Gasolene retailers at odds with Rubis over contractual arrangements
A row has erupted between the Jamaica Gasolene Retailers Association (JGRA) and multinational marketing company Rubis over a decision to change their status as dealers and reduce their contractual arrangements to one year instead of the three to five years they are usually granted.
The JGRA said the one-year contracts are bad for business in that they are "not bankable and, therefore, deny many dealers from accessing credit for working capital."
JGRA President Leonard Green, in a release last week, charged that marketing companies are systematically diminishing the status of dealers by offering contracts that are not in their best interests.
"When a marketing company comes and moves you from a dealer contract to a bare licence contract, the marketing company is basically removing all your privileges and rights as an entrepreneur and reducing you to a bare licensee, just giving you authorisation to use their name and sell their products. You have no rights whatsoever," he said.
The diminishing status that Green speaks of has to do with demanding that dealers sign one-year licences rather than the three or five year agreements to which they are accustomed. Green noted "the unrelenting and dismissive behaviour of Rubis in refusing to resolve issues through dialogue, which is consistent with best business practices".
However, Rubis Retail Manager Raymond Samuels said the company's way of operating is through a process of constructive engagement, noting that this is the way they do business with everyone at all levels.
"Rubis has always engaged and remains committed to continued engagement with each dealer on any concern which either party may have," he said. Samuels said they have been having discussions with the dealers on the current concerns. He said Rubis is a member of the Jamaica Petroleum Marketers Association and is committed to contributing via the association to the current engagement with the Fair Trading Commission (FTC) and the Ministry of Science, Technology, Energy and Mining.
Sunday Business asked Samuels about the substance of the contracts, but he declined comment, citing confidentiality.
"Our dealer licences are private contractual agreements between Rubis and each individual dealer, and govern the commercial dealings with our dealers. In this regard, we are not able to comment on the content of such agreements as we are bound by confidentiality," Samuels stressed.
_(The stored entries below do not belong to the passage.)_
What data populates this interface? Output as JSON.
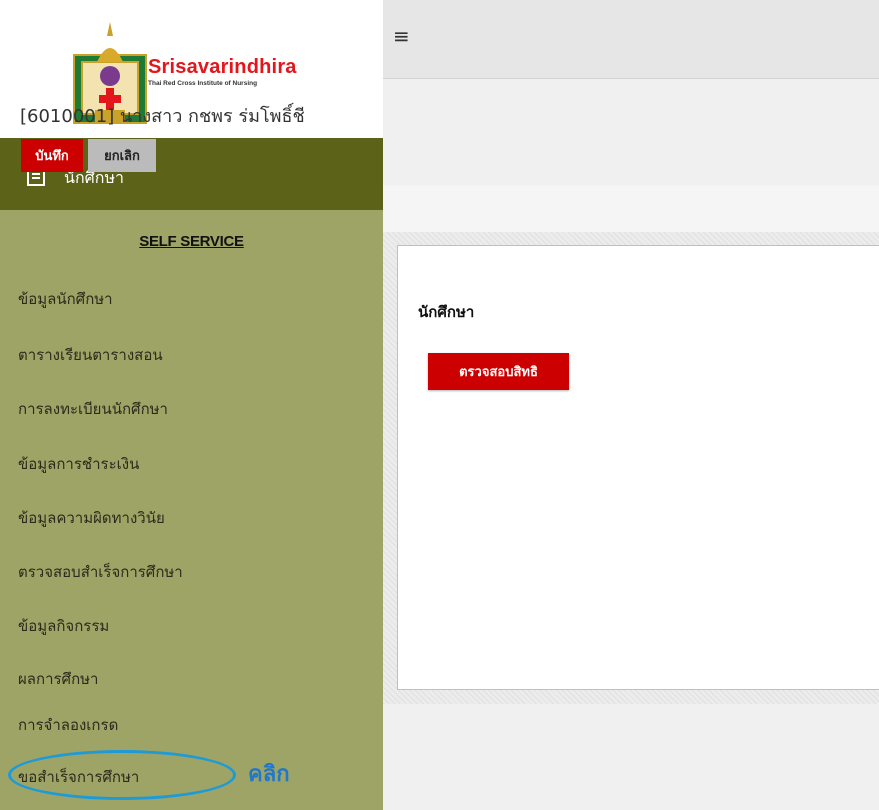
{
  "logo": {
    "title": "Srisavarindhira",
    "subtitle": "Thai Red Cross Institute of Nursing"
  },
  "menu_header": {
    "icon": "document-icon",
    "label": "นักศึกษา"
  },
  "sidebar": {
    "section_title": "SELF SERVICE",
    "items": [
      {
        "label": "ข้อมูลนักศึกษา"
      },
      {
        "label": "ตารางเรียนตารางสอน"
      },
      {
        "label": "การลงทะเบียนนักศึกษา"
      },
      {
        "label": "ข้อมูลการชำระเงิน"
      },
      {
        "label": "ข้อมูลความผิดทางวินัย"
      },
      {
        "label": "ตรวจสอบสำเร็จการศึกษา"
      },
      {
        "label": "ข้อมูลกิจกรรม"
      },
      {
        "label": "ผลการศึกษา"
      },
      {
        "label": "การจำลองเกรด"
      },
      {
        "label": "ขอสำเร็จการศึกษา"
      }
    ]
  },
  "annotation": {
    "label": "คลิก",
    "color": "#1e9bd7"
  },
  "topbar": {
    "icon": "hamburger-menu-icon",
    "glyph": "≡"
  },
  "header": {
    "title": "[6010001] นางสาว กชพร ร่มโพธิ์ชี",
    "save_label": "บันทึก",
    "cancel_label": "ยกเลิก"
  },
  "card": {
    "title": "นักศึกษา",
    "check_label": "ตรวจสอบสิทธิ"
  },
  "colors": {
    "accent": "#cc0000",
    "sidebar": "#9da466",
    "sidebar_header": "#5c6218"
  }
}
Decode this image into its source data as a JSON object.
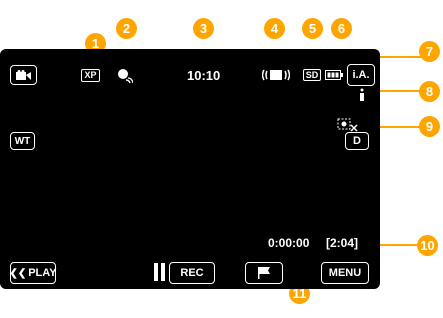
{
  "callouts": [
    "1",
    "2",
    "3",
    "4",
    "5",
    "6",
    "7",
    "8",
    "9",
    "10",
    "11"
  ],
  "status": {
    "quality": "XP",
    "time": "10:10",
    "media": "SD",
    "mode": "i.A.",
    "elapsed": "0:00:00",
    "remaining": "[2:04]"
  },
  "buttons": {
    "wt": "WT",
    "d": "D",
    "play": "PLAY",
    "rec": "REC",
    "menu": "MENU"
  },
  "icons": [
    "video-mode-icon",
    "wifi-face-icon",
    "image-stabilizer-icon",
    "sd-card-icon",
    "battery-icon",
    "lighting-icon",
    "face-priority-icon",
    "pause-icon",
    "flag-icon",
    "back-chevron-icon"
  ],
  "colors": {
    "callout": "#ffa500",
    "screen": "#000000"
  }
}
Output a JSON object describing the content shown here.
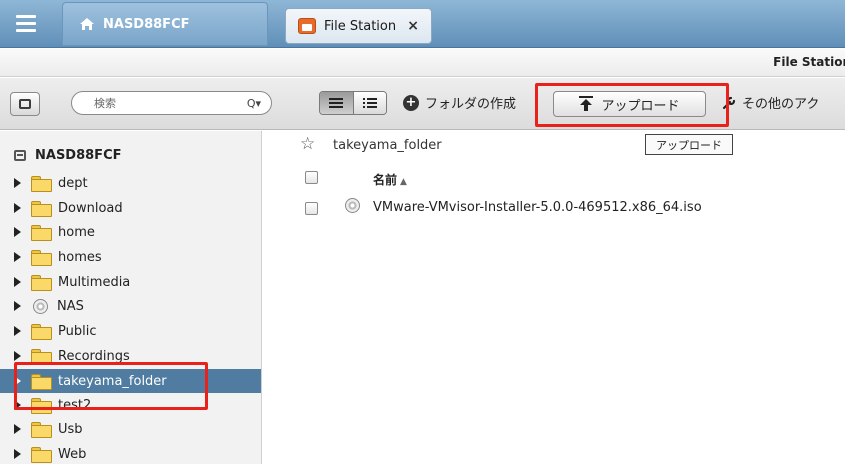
{
  "topbar": {
    "home_tab_label": "NASD88FCF",
    "app_tab_label": "File Station",
    "close_glyph": "×"
  },
  "title_strip": {
    "title": "File Station"
  },
  "toolbar": {
    "search_placeholder": "検索",
    "search_glyph": "Q▾",
    "new_folder_label": "フォルダの作成",
    "upload_label": "アップロード",
    "other_actions_label": "その他のアク"
  },
  "tooltip": {
    "text": "アップロード"
  },
  "sidebar": {
    "root_label": "NASD88FCF",
    "items": [
      {
        "label": "dept",
        "icon": "folder-icon",
        "selected": false
      },
      {
        "label": "Download",
        "icon": "folder-icon",
        "selected": false
      },
      {
        "label": "home",
        "icon": "folder-icon",
        "selected": false
      },
      {
        "label": "homes",
        "icon": "folder-icon",
        "selected": false
      },
      {
        "label": "Multimedia",
        "icon": "folder-icon",
        "selected": false
      },
      {
        "label": "NAS",
        "icon": "disc-icon",
        "selected": false
      },
      {
        "label": "Public",
        "icon": "folder-icon",
        "selected": false
      },
      {
        "label": "Recordings",
        "icon": "folder-icon",
        "selected": false
      },
      {
        "label": "takeyama_folder",
        "icon": "folder-icon",
        "selected": true
      },
      {
        "label": "test2",
        "icon": "folder-icon",
        "selected": false
      },
      {
        "label": "Usb",
        "icon": "folder-icon",
        "selected": false
      },
      {
        "label": "Web",
        "icon": "folder-icon",
        "selected": false
      }
    ]
  },
  "main": {
    "current_path": "takeyama_folder",
    "column_name": "名前",
    "sort_glyph": "▲",
    "files": [
      {
        "name": "VMware-VMvisor-Installer-5.0.0-469512.x86_64.iso",
        "icon": "disc-icon"
      }
    ]
  },
  "colors": {
    "highlight": "#e8221b",
    "selected_row": "#4f7ca0",
    "topbar": "#5f8fb8"
  }
}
He added that the proposed one-year licences are the same ones they have proffered since 2012 when they entered Jamaica, hinting that it will be the same for the future.
"The fundamentals of our dealer licences have not changed since Rubis started doing business in Jamaica," Samuels said, noting that "Rubis will have the option to re-engage each dealer upon expiration of the licences."
However, the JGRA sees it differently. Green said there has been a creeping adjustment of the terms over time, much to the disadvantage of the dealers.
"The status of the dealers has been adjusted over time. We started as service station dealers. That changed to the nomenclature of operators. Then they changed it to licencee, and now what they are granting is just 'bare licence', which removes most of the rights and privileges that an ordinary dealer would enjoy," Green said.
He charged that some of those privileges extend as far as not having a say in the allocation of shelf space at convenience stores run by dealers.
"They impose themselves. They even go into arrangement with third party suppliers to put products in your site and they pull commission from it. They rent your shelf space to third parties and they get a rental even after they have rented these properties to you," Green said.
The dispute between dealers and Rubis has been ongoing for the past year. That resulted in behind-the-scenes efforts to quell the row and saw the energy ministry, along with agencies such as the FTC, intervening at a time when there was near disruption in the petroleum trade.
Over the last three weeks , the JGRA has been meeting with petroleum sector interests to gauge responses and advise of possible action. The dealers are also calling on the Government to intervene in the national interest. They want the authorities to "take whatever actions are necessary to mitigate the risks of disruption in the very sensitive petroleum trade", the JGRA said, hinting at a possible shutdown.
Meanwhile, Rubis is standing by its record. Samuels maintains that the multinational company is serious about being in Jamaica and making a valuable contribution. He noted that they have gone to great lengths to prove their commitment through their level of investments.
"Rubis' commitment to the economic development of Jamaica is evident from the significant investments when Rubis acquired this business in 2012. This is further reinforced through significant investments to upgrade our facilities across the country, starting with the rebranding and ongoing improvements of our service stations, and construction of a new state-of-the-art loading bay, which has increased our distribution capacity," Samuels said.
The JGRA says it will keep on pressing for a better deal as the dispute is not only a matter of the relationship with RUBiS but also other marketing companies operating in Jamaica.